Recently, I spent six days at a place only about a 10-minute drive from my home, but I had entered a country as “foreign'”to my experience as Botswana or Katmandu.
I had taken up residence in Hospitalland. I was brought in for an emergency appendectomy and had to undergo a second surgery, due to complications.
Adjusting to unique rhythm
As a priest, of course, I had visited Hospitalland many times, but I had never actually lived in it for an extended period. Hospitalland has its own unique rhythms, customs, language, and semiotic systems. Adjusting to it is as complex an undertaking as adjusting to Vienna, Paris, or Tokyo.
For example, the normal rhythm of day and night is interrupted and overturned in Hospitalland. People come barging into your room as regularly at two in the morning as two in the afternoon. I found myself asking visitors not only the time of day, but whether it was morning or evening.
The usual distinctions between public and private simply evanesce in Hospitalland. As my mother told me many years ago, upon returning from a long visit to that country, “When you enter the hospital, you place your modesty in a little bag and leave it by the door. Then you pick it up when you go home.”
Characterized by passivity
But for me the characteristic of Hospitalland is passivity. When you pass through the doors of the hospital, you hand your life over to other people. They transport you, clean you, test you, make you wait for results, poke you, prod you, take blood out of you, and cut into you.
When you are at your wits’ end, frustrated beyond words, so eager to get home that you can taste it, you have to wait for them to give you permission to leave.

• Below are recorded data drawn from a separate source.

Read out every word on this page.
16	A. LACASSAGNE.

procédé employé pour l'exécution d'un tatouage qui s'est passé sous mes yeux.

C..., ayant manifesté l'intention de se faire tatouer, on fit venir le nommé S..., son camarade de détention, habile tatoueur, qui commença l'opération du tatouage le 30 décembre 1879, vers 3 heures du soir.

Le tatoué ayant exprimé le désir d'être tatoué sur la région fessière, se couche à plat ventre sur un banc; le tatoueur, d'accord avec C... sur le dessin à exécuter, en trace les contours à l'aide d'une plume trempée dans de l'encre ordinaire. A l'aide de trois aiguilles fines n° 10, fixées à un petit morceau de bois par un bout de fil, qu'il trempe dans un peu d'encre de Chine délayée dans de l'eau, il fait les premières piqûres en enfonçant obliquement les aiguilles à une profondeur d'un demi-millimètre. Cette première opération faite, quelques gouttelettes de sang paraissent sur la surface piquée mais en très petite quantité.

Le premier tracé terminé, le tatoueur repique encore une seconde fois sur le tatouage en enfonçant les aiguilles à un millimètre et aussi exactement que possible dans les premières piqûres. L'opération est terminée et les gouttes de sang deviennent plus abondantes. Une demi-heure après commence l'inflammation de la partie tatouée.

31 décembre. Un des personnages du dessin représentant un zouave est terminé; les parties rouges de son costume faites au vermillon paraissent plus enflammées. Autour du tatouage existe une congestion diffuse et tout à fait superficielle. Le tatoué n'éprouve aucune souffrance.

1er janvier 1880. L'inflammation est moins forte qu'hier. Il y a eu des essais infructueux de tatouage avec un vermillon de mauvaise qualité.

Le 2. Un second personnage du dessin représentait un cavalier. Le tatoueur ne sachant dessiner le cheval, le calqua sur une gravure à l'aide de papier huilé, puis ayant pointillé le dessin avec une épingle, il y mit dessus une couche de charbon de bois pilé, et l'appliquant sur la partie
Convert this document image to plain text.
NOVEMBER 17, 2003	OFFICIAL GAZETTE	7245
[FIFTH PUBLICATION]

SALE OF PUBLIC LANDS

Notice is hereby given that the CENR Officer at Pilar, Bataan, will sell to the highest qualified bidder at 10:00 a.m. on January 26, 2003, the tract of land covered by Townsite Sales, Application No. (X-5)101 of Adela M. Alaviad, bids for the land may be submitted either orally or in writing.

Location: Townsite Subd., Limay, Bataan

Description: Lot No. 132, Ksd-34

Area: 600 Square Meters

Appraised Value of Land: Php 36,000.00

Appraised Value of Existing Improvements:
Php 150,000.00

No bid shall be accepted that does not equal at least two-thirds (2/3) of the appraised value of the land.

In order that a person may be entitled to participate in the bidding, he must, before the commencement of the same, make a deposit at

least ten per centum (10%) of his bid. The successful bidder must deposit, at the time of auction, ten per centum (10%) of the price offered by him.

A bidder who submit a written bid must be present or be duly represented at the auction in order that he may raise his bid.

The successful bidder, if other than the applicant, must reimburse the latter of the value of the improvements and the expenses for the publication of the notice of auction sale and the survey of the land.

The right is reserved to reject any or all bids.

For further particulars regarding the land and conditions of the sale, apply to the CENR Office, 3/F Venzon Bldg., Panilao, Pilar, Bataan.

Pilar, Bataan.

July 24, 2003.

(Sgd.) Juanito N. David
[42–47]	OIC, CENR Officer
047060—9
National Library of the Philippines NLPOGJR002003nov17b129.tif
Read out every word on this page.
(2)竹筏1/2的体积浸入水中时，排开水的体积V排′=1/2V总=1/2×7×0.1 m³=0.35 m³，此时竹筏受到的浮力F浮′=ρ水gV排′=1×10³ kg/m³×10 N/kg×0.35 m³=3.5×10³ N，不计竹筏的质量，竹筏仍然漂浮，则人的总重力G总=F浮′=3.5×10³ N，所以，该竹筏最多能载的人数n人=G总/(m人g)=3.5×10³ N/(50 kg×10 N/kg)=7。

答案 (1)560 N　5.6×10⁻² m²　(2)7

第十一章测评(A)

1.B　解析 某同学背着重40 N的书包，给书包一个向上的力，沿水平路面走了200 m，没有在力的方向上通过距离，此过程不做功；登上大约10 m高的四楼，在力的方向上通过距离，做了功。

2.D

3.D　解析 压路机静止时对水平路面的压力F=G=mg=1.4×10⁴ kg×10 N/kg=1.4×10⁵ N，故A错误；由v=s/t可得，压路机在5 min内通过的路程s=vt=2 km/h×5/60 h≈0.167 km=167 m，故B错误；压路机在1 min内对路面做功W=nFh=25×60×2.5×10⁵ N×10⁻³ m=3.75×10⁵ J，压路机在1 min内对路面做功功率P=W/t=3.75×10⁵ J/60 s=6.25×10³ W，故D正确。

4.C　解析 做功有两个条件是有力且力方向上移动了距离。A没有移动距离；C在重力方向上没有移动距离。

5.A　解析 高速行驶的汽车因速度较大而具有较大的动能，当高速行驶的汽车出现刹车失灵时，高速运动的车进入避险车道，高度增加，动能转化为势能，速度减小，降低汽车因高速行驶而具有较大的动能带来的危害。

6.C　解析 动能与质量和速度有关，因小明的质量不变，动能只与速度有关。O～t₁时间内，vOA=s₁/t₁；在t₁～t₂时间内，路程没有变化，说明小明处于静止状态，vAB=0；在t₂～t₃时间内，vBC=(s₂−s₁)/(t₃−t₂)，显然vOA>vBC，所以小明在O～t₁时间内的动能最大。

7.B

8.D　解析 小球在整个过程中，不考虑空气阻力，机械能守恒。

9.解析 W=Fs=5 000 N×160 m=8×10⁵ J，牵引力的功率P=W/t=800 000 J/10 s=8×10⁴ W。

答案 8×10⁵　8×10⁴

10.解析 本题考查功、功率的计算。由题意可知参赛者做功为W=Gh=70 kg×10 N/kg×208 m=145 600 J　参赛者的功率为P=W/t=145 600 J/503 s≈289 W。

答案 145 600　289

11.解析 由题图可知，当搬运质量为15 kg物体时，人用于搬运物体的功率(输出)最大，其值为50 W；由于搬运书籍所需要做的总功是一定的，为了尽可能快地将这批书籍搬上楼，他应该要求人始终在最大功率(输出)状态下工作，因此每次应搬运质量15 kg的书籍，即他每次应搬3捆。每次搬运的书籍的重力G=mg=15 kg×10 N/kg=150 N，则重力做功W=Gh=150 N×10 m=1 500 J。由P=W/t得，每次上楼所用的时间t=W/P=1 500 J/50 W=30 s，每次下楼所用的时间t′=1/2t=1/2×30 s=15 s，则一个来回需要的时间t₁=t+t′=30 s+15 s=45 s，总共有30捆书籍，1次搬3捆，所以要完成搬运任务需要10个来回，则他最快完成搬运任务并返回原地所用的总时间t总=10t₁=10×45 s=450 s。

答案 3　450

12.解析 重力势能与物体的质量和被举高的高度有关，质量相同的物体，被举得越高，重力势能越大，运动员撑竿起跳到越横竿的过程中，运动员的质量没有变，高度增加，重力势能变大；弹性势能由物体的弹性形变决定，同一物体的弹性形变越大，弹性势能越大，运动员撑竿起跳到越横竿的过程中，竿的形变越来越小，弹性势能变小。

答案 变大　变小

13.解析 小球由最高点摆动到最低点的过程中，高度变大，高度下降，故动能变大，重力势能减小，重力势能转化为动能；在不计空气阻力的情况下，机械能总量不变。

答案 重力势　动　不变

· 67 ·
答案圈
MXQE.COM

You place your modesty in a little bag by the door when you enter the hospital, and you put your autonomy in that same container.
Spiritual implications
And this is of more than merely psychological interest. It has, indeed, far-reaching spiritual implications.
As I lay on my back in Hospitalland, a phrase kept coming unbidden into my mind: “the divinization of one’s passivities.” This is a line from one of the great spiritual works of the 20th century, The Divine Milieu by the French Jesuit Pierre Teilhard de Chardin.
In that seminal text, Teilhard famously distinguished between the divinization of one’s activities and the divinization of one’s passivities.
The former is a noble spiritual move, consisting in the handing over of one’s achievements and accomplishments to the purposes of God. Teilhard desired to devote all that he did (and he did a lot) ad majorem Dei gloriam (to the greater glory of God).
But this attitude, Teilhard felt, came nowhere near the spiritual power of divinizing one’s passivities. By this he meant the handing over of one’s suffering to God, the surrendering to the Lord of those things that are done to us, those things over which we have no control.
We become sick; a loved one dies suddenly; we lose a job; a much-desired position goes to someone else; we are unfairly criticized; we find ourselves, unexpectedly, in the valley of the shadow of death.
These experiences lead some people to despair, but the spiritually alert person should see them as a particularly powerful way to come to union with God. A Christian would speak here of participating in the cross of Christ.
How strange that the central icon of the Christian faith is not some great achievement or activity, but rather something horrible being done to a person. The point is that suffering, offered to God, allows the Lord to work his purpose out with unsurpassed power.
Teilhard’s distinction is an echo of St. John of the Cross’ distinction between the “active” and “passive” nights of the soul. For the great Spanish master, the dark night has nothing to do with psychological depression, but rather with a pruning away of attachments that keep one from complete union with God.
This pruning can take a conscious and intentional form (the active night) or it can be something endured. In a word, we can rid ourselves of attachments — or God can do it for us. The latter, St. John thinks, is far more powerful and cleansing than the former.
I believe that my stay in the country of Hospitalland had a good deal to do with the divinization of my passivities and with the passive night of the soul. I certainly wouldn’t actively seek to go back to that land, but perhaps God might send me there again. May I have the grace to accept it as a gift.